Когда торжественный зал убрали гирляндами цветов и в многочисленных люстрах и канделябрах зажгли не белые, как обычно, а розовые свечи — назавтра об этом будет говорить весь Лондон, — Ула снова начала повторять эти слова.
Разве может не быть счастлива девушка, у которой нарядов больше, чем она смела мечтать даже в самых дерзких грезах?
Тут маркизу пришел в голову новый замысел, осуществление которого также должно было породить почву для пересудов.
В комнате, примыкающей к торжественному залу, по его распоряжению был установлен небольшой фонтан, из которого били струйки не воды, а розовых благовоний.
— Как ты это здорово придумал, Дрого! — воскликнула герцогиня.
— Сказать по правде, я видел нечто очень похожее в Париже, когда был там в составе оккупационной армии, — признался маркиз. — Но я внес в идею что-то свое. Из фонтана в Париже струилось шампанское.

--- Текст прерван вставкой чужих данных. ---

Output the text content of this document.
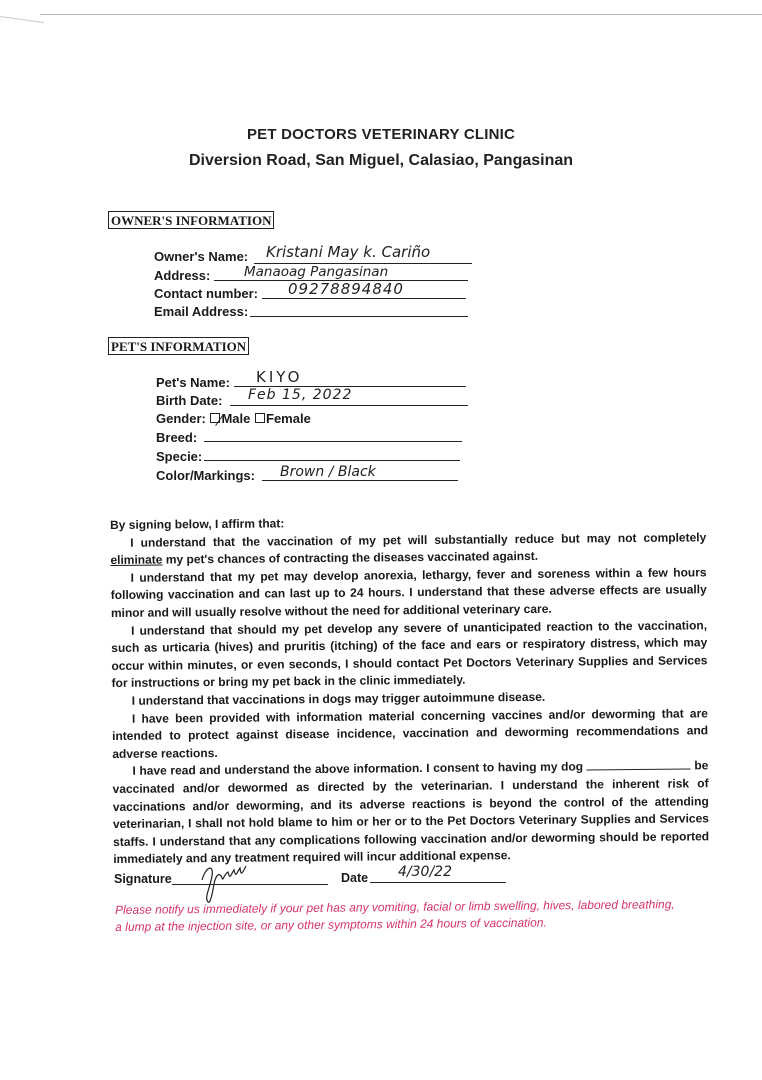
PET DOCTORS VETERINARY CLINIC
Diversion Road, San Miguel, Calasiao, Pangasinan
OWNER'S INFORMATION
Owner's Name: Kristani May k. Cariño
Address: Manaoag Pangasinan
Contact number: 09278894840
Email Address:
PET'S INFORMATION
Pet's Name: KIYO
Birth Date: Feb 15, 2022
Gender: Male Female
Breed:
Specie:
Color/Markings: Brown / Black

By signing below, I affirm that:

I understand that the vaccination of my pet will substantially reduce but may not completely eliminate my pet's chances of contracting the diseases vaccinated against.

I understand that my pet may develop anorexia, lethargy, fever and soreness within a few hours following vaccination and can last up to 24 hours. I understand that these adverse effects are usually minor and will usually resolve without the need for additional veterinary care.

I understand that should my pet develop any severe of unanticipated reaction to the vaccination, such as urticaria (hives) and pruritis (itching) of the face and ears or respiratory distress, which may occur within minutes, or even seconds, I should contact Pet Doctors Veterinary Supplies and Services for instructions or bring my pet back in the clinic immediately.

I understand that vaccinations in dogs may trigger autoimmune disease.

I have been provided with information material concerning vaccines and/or deworming that are intended to protect against disease incidence, vaccination and deworming recommendations and adverse reactions.

I have read and understand the above information. I consent to having my dog	be vaccinated and/or dewormed as directed by the veterinarian. I understand the inherent risk of vaccinations and/or deworming, and its adverse reactions is beyond the control of the attending veterinarian, I shall not hold blame to him or her or to the Pet Doctors Veterinary Supplies and Services staffs. I understand that any complications following vaccination and/or deworming should be reported immediately and any treatment required will incur additional expense.

Signature	Date 4/30/22
Please notify us immediately if your pet has any vomiting, facial or limb swelling, hives, labored breathing, a lump at the injection site, or any other symptoms within 24 hours of vaccination.
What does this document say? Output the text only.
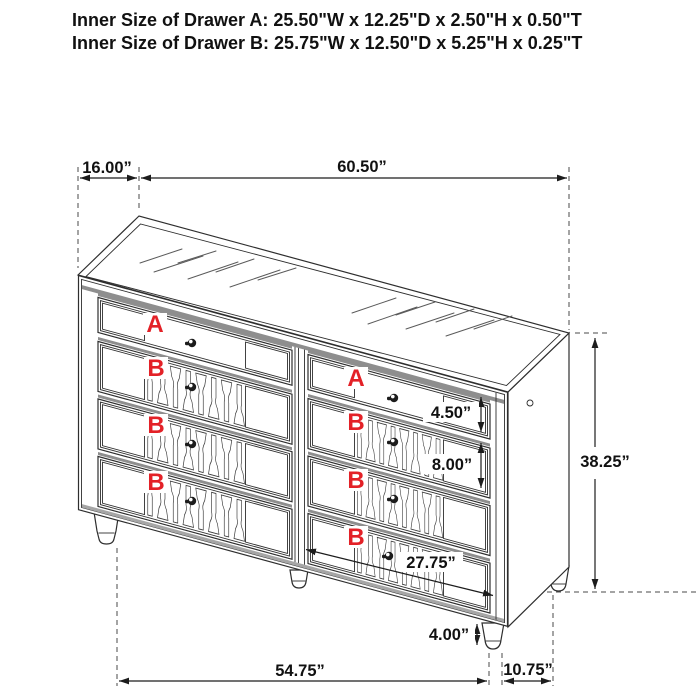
Inner Size of Drawer A: 25.50"W x 12.25"D x 2.50"H x 0.50"T
Inner Size of Drawer B: 25.75"W x 12.50"D x 5.25"H x 0.25"T
16.00”	60.50”
A
B
B
B
A
B
B
B
4.50”
8.00”	38.25”
27.75”
4.00”
54.75”	10.75”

— По-моему, благовония больше подходят для бала в честь дебютантки, — согласилась герцогиня.
Уле же казалось, что это самое очаровательное зрелище, какое только она когда-либо видела.
Девушка понимала, что маркиз употребил всю свою изобретательность, стараясь сделать этот бал, даваемый в ее честь, не похожим на все прочие, устроенные в Лондоне в последнее время.
В тон розовым свечам были подобраны и белые с розовыми цветы, и повара получили распоряжение учитывать это при оформлении подаваемых на стол блюд.
Вдоль лестницы, поднимающейся к парадному залу, были расставлены огромные корзины с белыми и розовыми цветами.
Маркиз отдал распоряжение запустить с крыши дома в полночь множество розовых и белых воздушных шаров. Они должны были полететь в сад, освещенный волшебным сиянием развешанных на деревьях и скрытых среди цветов бумажных фонариков.
Все вокруг было настолько прекрасно, что Улу охватила уверенность: на нее саму никто и не посмотрит.
Но платье, заказанное для нее герцогиней, было таким же необычным и смелым, как и все вокруг.
Поскольку дебютантке полагалось быть одетой в белое, платье было белым, но сколько оттенков имел этот цвет!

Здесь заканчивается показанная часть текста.